A scholar (?) who presented today on the Book-TV
program a very interesting lecture on creative
nonfiction sort of credited Gay Talese and Tom Wolfe
with innovating the supposedly new way of writing
called creative nonfiction in the 1960s/1970s, but he
noted that Hemingway had done something awfully
similar in Death in the Afternoon (although he failed
to mention Green Hills of Africa, which by the
presenter's own definition, which he said he resented
being asked to give because the genre is a bit
slippery to define, also meets the criteria).

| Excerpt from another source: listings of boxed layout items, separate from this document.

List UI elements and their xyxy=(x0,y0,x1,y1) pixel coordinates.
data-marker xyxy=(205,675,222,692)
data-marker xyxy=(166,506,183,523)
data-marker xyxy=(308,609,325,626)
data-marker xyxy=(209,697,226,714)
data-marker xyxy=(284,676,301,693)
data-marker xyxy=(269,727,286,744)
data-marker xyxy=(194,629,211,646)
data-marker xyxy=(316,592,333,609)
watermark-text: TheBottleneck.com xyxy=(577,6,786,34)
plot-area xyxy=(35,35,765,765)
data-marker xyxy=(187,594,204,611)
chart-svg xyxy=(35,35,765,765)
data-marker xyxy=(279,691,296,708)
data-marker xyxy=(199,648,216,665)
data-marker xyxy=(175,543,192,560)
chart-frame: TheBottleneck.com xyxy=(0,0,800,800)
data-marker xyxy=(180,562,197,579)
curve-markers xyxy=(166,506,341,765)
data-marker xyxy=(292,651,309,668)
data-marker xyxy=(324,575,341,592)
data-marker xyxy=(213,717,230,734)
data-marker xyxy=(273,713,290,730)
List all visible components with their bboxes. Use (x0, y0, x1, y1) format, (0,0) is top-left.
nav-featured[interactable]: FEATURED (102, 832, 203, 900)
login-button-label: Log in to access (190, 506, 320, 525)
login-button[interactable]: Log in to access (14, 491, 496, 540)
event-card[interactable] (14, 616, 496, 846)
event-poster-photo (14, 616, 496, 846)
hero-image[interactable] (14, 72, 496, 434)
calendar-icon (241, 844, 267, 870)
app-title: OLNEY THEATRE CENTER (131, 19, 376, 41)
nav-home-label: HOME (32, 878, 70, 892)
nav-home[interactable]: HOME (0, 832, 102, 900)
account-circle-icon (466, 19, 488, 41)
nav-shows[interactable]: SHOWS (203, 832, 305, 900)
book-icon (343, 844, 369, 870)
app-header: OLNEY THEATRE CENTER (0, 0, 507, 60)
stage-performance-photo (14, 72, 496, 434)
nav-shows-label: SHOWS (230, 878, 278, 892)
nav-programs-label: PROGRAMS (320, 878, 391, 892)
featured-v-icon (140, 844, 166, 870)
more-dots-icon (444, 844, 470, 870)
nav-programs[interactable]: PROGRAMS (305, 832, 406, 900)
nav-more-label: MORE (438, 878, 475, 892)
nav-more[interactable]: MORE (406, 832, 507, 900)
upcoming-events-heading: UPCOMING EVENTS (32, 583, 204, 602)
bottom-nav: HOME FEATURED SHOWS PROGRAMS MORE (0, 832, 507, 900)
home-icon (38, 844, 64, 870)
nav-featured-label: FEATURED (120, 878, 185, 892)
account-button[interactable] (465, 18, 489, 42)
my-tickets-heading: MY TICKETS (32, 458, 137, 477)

Now I truly regret that the presenter, whose name I
think was Lee Gutkind, has not read Innocents Abroad,
Roughing It, and an essay or two by the little know
former typesetter from Hannibal. He is such a minor
event in American literature that his name escapes me,
but I think it was Sam, or Mark, or Matthew, or Luke,
or John, Paul, George, or Ringo. Does anyone on this
list have any knowledge of this earlier attempter at
creative nonfiction--seems like he wrote an
autobiograghy also that was terribly creative, if not
downright sinfully invented at times. Not that I
quibble over a lie when it makes me laugh. This same
small light from Missouri may also have invented "the
new journalis" the way I see it in his Life on the
Mississippi if not in one of the other texts
mentioned, but that is for wiser heads to determine.